Ich zucke zusammen. „Erschreck mich doch nicht so." Ich atme tief durch, um mein Herz wieder unter Kontrolle zu bringen.
Paula entschuldigt sich und setzt sich zu mir auf die Terrasse.
„Wo sind die anderen?"
„Einkaufen. Aber jetzt sag doch mal, irgendwas beschäftigt dich doch." Sie schlägt ihre Beine übereinander und lehnt sich zurück. Ihr Blick ruht dennoch auf mir.
Ungewollt seufze ich laut auf. „Als Oma ins Krankenhaus gekommen ist, habe ich einen Typen getroffen. Oder besser gesagt, er hat mich angerempelt und aufgefangen. Jedenfalls ... Ach, ich weiß nicht." 
„Ah ja, dein italienischer Tim? Phil hat mir davon erzählt." Sie grinst mich an.
„Was? So spektakulär war das nun auch nicht. Aber langsam wird es das irgendwie. Er hat mir vor zwei Tagen seine Nummer gegeben und wir haben seitdem sehr viel geschrieben. Jetzt will er sich mit mir treffen."
Paula verzieht ihr Gesicht. „Weiß er, dass du nur noch knappe zwei Wochen hier bist?"
„Ja ... Also nein ... Was weiß ich."
„Du musst doch wissen, ob du ihm das gesagt hast."
„Es muss ja noch Gesprächsstoff geben, wenn wir uns wirklich treffen sollten", erwidere ich. „Und überhaupt. Kann ich das? Er erinnert mich zu doll an Tim.

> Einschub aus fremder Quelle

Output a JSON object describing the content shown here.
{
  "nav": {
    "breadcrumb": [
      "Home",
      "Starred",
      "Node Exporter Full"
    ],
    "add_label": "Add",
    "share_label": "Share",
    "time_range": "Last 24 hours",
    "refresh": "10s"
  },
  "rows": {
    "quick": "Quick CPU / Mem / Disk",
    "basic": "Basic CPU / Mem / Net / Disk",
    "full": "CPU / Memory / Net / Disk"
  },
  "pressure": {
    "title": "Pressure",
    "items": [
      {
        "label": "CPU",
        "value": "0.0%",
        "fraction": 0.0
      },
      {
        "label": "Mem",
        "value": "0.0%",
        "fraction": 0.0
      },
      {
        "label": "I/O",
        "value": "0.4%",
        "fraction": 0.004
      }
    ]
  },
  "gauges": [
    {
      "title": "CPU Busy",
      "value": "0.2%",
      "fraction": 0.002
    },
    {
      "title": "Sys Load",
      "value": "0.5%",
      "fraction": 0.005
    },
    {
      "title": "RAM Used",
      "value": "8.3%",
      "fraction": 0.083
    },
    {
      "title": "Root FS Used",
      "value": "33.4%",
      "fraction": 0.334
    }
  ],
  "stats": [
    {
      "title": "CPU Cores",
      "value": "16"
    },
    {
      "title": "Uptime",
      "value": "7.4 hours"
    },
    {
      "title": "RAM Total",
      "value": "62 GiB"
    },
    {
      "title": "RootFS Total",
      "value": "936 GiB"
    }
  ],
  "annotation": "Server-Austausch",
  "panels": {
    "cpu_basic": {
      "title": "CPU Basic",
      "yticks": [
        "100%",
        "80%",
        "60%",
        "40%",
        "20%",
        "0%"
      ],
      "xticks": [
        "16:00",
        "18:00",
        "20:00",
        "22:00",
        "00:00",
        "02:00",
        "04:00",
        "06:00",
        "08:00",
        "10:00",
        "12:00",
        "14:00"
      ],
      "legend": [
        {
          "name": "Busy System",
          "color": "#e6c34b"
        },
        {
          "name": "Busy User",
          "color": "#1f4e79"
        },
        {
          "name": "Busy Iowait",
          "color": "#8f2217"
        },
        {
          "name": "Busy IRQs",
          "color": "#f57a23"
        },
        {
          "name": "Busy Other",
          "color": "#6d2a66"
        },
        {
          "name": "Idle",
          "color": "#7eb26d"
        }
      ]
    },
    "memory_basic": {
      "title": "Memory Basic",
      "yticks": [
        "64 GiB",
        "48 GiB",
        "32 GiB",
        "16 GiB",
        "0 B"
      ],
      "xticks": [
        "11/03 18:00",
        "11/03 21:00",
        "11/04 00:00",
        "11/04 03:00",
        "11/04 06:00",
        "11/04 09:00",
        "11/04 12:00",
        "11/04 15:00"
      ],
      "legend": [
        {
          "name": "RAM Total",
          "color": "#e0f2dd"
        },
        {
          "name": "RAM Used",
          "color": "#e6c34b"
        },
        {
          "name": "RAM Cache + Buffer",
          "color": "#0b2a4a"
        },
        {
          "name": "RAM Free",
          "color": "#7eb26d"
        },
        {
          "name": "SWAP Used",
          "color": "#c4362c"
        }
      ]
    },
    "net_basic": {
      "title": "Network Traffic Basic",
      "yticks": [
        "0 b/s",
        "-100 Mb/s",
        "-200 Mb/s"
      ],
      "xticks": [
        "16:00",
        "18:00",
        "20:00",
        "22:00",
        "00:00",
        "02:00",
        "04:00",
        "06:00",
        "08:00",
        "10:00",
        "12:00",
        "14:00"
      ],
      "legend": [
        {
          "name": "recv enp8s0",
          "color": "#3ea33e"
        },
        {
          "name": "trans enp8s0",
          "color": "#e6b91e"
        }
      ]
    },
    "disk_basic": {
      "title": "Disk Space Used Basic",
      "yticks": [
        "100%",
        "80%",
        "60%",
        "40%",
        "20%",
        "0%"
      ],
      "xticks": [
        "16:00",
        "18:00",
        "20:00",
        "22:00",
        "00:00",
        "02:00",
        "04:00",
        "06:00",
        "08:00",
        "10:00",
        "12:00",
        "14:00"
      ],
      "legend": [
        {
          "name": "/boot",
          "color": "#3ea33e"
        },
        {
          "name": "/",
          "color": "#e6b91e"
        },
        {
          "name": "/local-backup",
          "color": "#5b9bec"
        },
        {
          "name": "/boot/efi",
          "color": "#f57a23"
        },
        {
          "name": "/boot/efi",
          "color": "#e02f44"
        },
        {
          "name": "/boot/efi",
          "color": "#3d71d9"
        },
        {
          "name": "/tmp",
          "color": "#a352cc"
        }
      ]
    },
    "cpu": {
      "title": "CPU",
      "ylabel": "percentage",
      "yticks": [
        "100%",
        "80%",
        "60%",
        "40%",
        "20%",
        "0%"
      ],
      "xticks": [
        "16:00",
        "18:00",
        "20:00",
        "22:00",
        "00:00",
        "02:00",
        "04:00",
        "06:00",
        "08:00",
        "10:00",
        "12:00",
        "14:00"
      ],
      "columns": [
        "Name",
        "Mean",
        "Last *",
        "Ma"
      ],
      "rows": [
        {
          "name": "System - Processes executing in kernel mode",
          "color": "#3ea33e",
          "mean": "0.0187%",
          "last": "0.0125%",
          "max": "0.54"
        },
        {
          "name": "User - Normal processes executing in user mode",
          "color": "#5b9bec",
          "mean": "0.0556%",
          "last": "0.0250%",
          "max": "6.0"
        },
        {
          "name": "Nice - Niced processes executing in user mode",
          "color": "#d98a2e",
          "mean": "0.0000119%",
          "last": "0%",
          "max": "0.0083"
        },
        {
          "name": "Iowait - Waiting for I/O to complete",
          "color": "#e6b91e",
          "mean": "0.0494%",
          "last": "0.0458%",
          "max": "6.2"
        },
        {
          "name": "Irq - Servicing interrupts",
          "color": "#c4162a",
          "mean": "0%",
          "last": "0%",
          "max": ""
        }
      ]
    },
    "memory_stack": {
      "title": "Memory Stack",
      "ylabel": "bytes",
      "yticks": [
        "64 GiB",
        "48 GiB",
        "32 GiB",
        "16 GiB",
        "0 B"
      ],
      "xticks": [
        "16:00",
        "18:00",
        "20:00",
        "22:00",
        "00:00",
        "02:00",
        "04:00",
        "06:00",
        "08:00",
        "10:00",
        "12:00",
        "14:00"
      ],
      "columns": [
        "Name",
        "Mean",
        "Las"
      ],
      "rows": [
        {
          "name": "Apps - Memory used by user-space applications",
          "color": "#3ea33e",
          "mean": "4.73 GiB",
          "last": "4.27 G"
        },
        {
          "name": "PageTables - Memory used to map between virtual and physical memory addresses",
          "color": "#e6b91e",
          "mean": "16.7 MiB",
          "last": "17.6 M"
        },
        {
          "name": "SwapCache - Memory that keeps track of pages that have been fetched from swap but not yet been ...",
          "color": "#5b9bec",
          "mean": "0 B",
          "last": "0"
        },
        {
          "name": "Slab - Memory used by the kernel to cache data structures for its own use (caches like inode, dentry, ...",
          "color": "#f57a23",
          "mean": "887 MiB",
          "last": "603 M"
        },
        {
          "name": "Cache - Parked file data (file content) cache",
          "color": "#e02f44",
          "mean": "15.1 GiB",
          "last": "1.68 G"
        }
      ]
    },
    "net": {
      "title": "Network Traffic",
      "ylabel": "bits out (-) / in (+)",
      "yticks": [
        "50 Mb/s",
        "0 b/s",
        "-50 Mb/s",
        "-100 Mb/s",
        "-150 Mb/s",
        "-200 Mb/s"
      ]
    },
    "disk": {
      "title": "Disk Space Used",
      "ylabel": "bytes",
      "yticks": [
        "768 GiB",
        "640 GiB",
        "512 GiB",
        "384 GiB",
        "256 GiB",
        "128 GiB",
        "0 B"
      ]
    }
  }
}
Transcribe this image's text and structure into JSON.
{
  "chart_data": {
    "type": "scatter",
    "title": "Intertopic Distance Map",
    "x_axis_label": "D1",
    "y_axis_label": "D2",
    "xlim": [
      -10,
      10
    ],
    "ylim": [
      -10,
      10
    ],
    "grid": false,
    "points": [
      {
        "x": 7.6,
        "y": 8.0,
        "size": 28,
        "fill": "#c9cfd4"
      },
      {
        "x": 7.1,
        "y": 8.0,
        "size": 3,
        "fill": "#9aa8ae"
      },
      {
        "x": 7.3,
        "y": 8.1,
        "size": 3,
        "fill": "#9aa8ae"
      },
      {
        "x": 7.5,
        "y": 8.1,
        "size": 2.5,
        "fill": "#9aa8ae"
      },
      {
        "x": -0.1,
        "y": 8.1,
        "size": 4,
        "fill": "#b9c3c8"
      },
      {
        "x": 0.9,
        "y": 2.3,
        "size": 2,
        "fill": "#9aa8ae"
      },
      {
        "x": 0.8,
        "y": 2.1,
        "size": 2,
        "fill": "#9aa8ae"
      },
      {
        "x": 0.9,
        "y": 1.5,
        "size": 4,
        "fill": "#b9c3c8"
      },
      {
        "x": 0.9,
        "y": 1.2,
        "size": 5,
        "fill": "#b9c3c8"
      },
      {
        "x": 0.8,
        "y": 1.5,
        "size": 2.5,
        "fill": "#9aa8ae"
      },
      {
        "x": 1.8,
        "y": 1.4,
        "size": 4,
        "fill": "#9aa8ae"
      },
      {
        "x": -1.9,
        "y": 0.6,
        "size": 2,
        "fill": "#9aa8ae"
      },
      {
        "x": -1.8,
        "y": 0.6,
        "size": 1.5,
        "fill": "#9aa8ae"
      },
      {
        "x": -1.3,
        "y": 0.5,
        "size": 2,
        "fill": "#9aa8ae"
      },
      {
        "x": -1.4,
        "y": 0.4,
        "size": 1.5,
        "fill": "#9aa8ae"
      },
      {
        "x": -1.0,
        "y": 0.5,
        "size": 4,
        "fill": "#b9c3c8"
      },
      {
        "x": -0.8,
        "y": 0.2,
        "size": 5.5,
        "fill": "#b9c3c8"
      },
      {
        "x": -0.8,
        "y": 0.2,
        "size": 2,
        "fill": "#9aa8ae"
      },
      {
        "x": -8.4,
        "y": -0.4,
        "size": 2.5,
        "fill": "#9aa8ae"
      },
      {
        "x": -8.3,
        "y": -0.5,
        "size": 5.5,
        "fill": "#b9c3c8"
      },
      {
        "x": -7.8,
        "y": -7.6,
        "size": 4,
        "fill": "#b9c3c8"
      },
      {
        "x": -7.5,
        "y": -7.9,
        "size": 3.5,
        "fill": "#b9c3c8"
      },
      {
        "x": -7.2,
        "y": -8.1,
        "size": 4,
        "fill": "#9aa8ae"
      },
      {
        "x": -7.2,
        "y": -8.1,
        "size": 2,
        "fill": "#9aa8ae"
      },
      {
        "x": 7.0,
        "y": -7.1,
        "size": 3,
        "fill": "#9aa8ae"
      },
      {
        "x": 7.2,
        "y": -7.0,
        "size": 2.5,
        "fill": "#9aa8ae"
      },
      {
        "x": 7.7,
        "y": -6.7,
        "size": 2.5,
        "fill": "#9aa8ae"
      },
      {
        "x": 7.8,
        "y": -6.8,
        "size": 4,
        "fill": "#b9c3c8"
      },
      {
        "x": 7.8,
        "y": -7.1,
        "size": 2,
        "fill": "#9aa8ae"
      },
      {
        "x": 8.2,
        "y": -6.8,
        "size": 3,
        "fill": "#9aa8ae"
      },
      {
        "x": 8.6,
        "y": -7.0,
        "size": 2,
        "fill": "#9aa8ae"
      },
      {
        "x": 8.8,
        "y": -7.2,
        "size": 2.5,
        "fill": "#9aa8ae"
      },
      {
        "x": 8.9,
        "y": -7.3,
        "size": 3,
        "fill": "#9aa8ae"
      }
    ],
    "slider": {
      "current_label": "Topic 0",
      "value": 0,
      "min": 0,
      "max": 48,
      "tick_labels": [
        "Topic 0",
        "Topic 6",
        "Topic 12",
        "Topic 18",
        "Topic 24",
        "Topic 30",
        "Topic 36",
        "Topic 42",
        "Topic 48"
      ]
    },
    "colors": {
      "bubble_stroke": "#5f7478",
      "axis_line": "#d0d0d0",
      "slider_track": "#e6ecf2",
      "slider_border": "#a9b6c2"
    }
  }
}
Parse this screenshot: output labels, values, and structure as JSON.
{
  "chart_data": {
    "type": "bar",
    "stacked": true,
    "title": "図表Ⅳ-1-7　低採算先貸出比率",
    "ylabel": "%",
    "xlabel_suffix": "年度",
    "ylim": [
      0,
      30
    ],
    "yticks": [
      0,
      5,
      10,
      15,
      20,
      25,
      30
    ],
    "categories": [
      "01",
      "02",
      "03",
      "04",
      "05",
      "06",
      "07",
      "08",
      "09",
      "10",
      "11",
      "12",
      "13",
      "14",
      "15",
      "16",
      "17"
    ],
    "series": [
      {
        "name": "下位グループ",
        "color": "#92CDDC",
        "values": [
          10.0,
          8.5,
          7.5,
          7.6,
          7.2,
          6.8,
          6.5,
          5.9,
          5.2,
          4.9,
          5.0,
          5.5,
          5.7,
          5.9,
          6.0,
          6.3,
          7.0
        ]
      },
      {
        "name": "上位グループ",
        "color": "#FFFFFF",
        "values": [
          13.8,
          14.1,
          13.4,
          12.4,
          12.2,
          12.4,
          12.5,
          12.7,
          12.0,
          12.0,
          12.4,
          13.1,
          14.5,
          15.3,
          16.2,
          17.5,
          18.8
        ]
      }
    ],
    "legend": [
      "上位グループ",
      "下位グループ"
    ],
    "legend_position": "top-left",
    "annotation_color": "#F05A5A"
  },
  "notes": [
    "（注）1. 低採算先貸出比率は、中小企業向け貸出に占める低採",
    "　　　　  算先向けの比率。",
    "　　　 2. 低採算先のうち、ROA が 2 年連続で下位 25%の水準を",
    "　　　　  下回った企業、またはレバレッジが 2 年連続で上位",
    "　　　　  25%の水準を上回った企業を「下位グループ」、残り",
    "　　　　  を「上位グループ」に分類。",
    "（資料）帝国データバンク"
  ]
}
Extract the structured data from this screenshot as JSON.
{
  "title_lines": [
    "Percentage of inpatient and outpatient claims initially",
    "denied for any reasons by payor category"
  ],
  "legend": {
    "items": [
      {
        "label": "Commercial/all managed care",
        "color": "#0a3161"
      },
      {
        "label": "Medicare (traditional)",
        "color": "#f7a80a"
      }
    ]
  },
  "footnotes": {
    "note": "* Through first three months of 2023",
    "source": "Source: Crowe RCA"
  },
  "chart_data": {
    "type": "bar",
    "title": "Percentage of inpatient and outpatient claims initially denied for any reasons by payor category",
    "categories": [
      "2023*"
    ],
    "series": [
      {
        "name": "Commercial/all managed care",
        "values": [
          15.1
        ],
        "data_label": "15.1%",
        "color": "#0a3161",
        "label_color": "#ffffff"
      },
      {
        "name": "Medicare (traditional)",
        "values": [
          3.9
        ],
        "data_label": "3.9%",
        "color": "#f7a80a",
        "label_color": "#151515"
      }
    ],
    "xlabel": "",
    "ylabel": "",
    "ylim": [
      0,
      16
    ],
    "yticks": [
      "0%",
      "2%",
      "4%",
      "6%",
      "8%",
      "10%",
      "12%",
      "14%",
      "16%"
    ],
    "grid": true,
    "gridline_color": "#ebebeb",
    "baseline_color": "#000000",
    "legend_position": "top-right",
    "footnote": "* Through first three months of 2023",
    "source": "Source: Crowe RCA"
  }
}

Aber andererseits..."
„Andererseits wäre er eine super Ablenkung. Was spricht denn dagegen? Guck mal, wenn du mit ihm etwas Zeit verbringst, dann kommst du vielleicht mal auf andere Gedanken. Was spricht gegen einen kleinen Urlaubs-Flirt?"
Ich mustere sie mit aufgerissenen Augen.
„Was denn?" Paula lacht leise. „In deinem alter hatte ich auch mal einen. In Spanien. Ach ja, der hieß Daniel. Oder David? Oh Gott, das weiß ich nicht mal mehr so genau." Sie kratzt sich am Kopf. „Ich bin mir eigentlich sicher, dass er Daniel hieß", murmelt sie.
Jetzt hat sie auch mich zum Lachen gebracht. „Mal sehen. Vielleicht treffe ich mich morgen mit ihm am Strand. Er wohnt hier ganz in der Nähe. Ich meine, ich muss ja irgendwo sein, wo auch andere sind. Nicht, dass er irgendein Verbrecher ist."
Paula winkt ab. „Wird er schon nicht. Aber nicht, dass du doch großen Gefallen an ihm findest. Die Entfernung ist nicht gerade praktisch."
Ich schlucke. Momentan habe ich das Gefühl, ich könnte niemals mehr an jemandem Gefallen finden, wenn es sich nicht um Tim handelt. Obwohl es totaler Quatsch ist.
„Du weißt, dass ich lange brauche, bis ich jemanden auf diese Art und Weise wirklich mag", gebe ich zu bedenken.
Die Gedanken an Tim scheinen mich mal wieder zu kontrollieren. Und genau das wollte ich eigentlich nicht. 
„Ich hoffe, dass das mit dir und Phil für immer hält", sage ich leise, ohne den wirklichen Zusammenhang zu kennen. „Es wirkt so, als könnte es mit euch niemals auseinandergehen."
Paulas Mundwinkel heben sich. „Auch Phil und ich haben mal Meinungsverschiedenheiten oder kleinere Auseinandersetzungen. Aber es ist einfach wichtig, über alles zu reden, was einen stört. Du wirst früher einen Mann fürs Leben finden, als du denkst. Glaub mir, du bist einfach ein wundervolles Mädchen, dich kann man nur mögen."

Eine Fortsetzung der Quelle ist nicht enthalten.